Le musée du quai Branly s’intéresse aux Batak, une dénomination bien pratique pour désigner les peuples qui vivent au nord de l’le de Sumatra. Il livre un aperçu de leur quotidien à travers objets, mythologie, habitat et tissus.

Batak… Sous ces deux syllabes qui claquent, se cache l’une des cultures tribales les plus mystérieuses du Sud-Est asiatique. Longtemps préservées des incursions européennes grâce à leur isolement et à leur tempérament belliqueux, ces populations égrenées sur les rives méridionales et orientales du lac Toba, au nord de l’île de Sumatra, commencent enfin à faire l’objet d’études sérieuses, loin, très loin des clichés colportés par les administrateurs coloniaux et les missionnaires du siècle dernier. Une réhabilitation à laquelle participe magnifiquement l’exposition-dossier du musée du quai Branly, en dévoilant au public une centaine de pièces pour la plupart inédites.

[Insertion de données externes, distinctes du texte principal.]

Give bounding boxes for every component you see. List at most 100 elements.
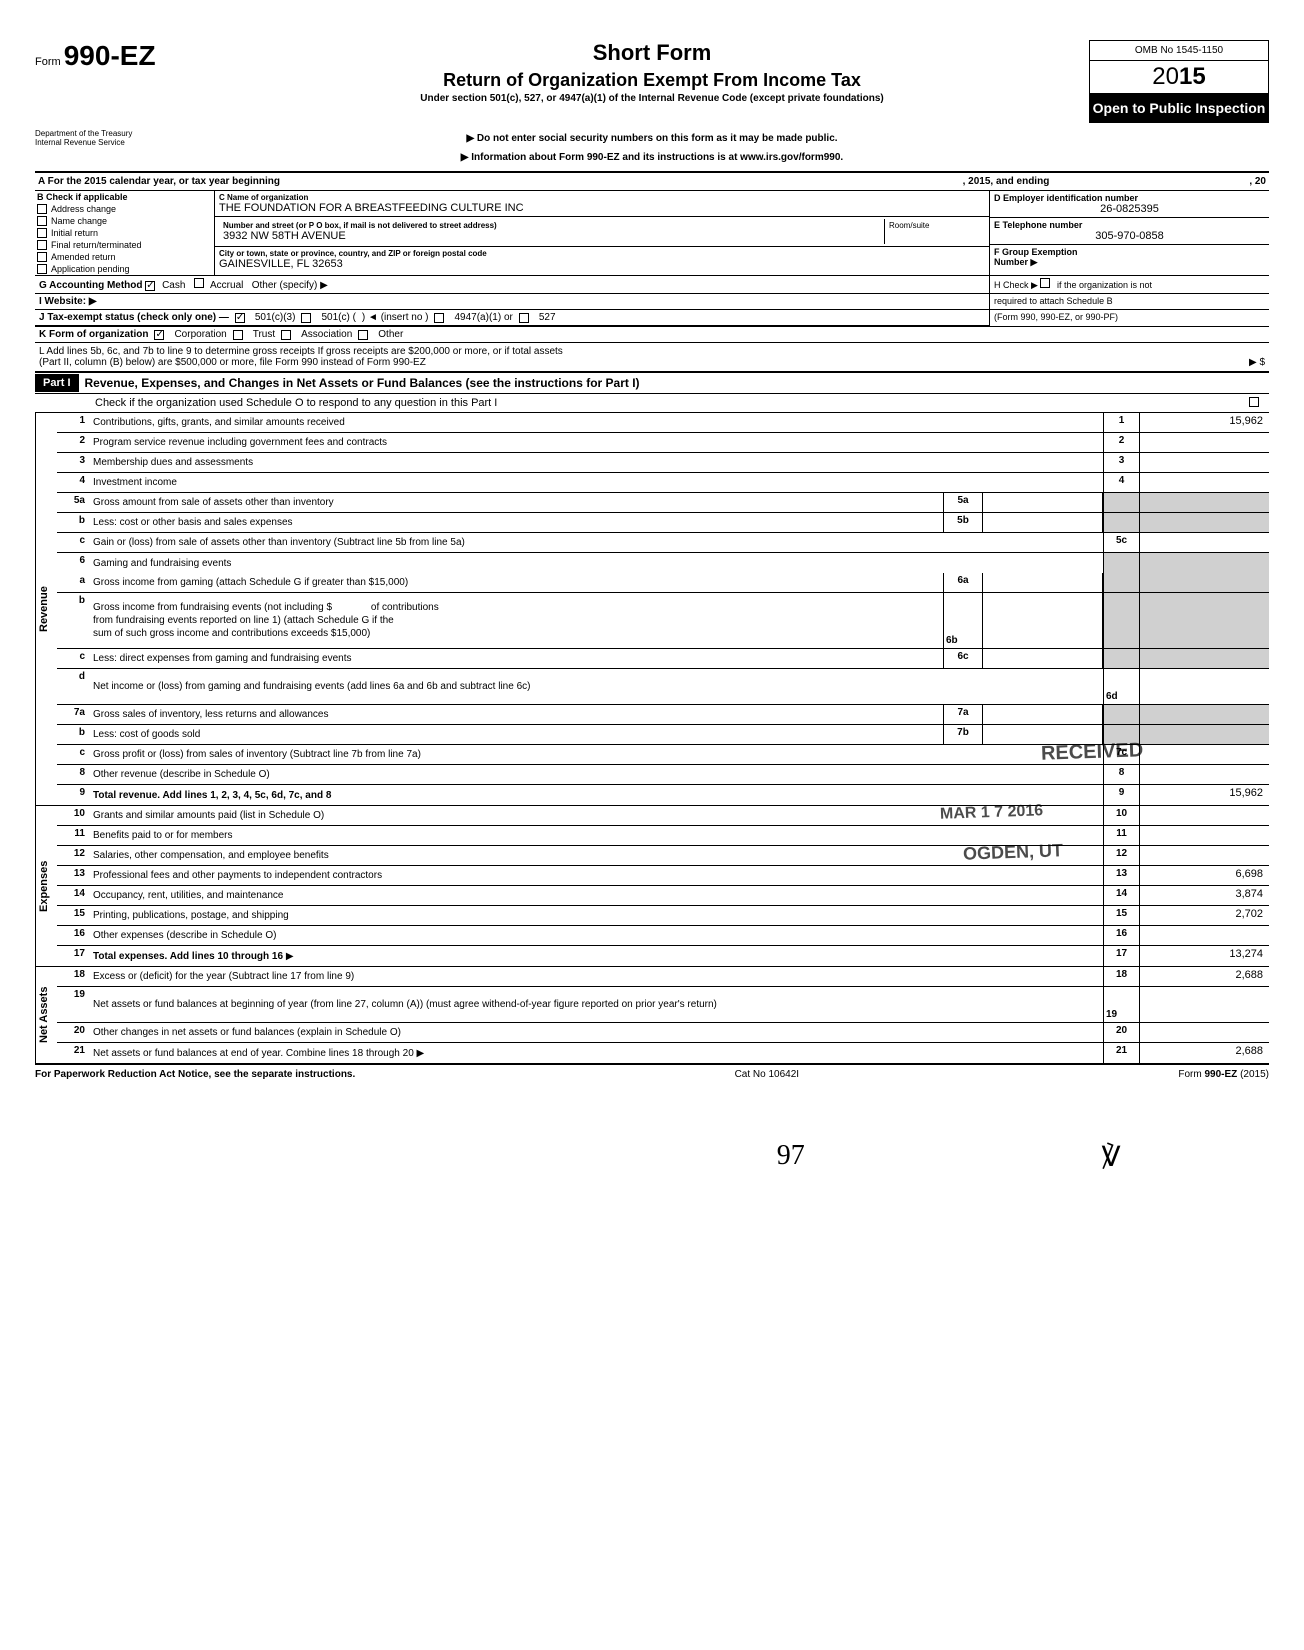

Une appellation trop réductrice
Loin d’être un simple rassemblement esthétique – même si la plupart des œuvres proviennent de la prestigieuse collection suisse Barbier-Mueller acquise par le musée en 2001 –, le parcours entend rendre perceptible l’univers spirituel et matériel du monde Batak en confrontant des photographies contemporaines – signées Peter Horree – et des objets collectés sur le terrain.
Le visiteur pénètre ainsi dans l’intimité de ces myriades de peuples, que les anthropologues ont agrégés un peu trop vite sous l’appellation générique de « Batak ». Si elles partagent un certain nombre de traits culturels communs et revendiquent même certains liens de parenté entre elles, ces populations se répartissent, en réalité, en six groupes bien distincts : Karo, Simalungun, Pakpak, Angkola, Mandailing et Toba. « Ces derniers furent longtemps les plus documentés, parce que les premiers à avoir été christianisés par les Allemands », prévient Pieter Ter Keurs, l’un des commissaires de l’exposition (lire « Questions à… », p. 55).
Ainsi, de nombreux chercheurs commirent de graves erreurs en usant de généralités simplificatrices. Depuis les travaux récents des ethnologues allemands, américains et hollandais, c’est au tour des Karo d’occuper désormais le devant de la scène…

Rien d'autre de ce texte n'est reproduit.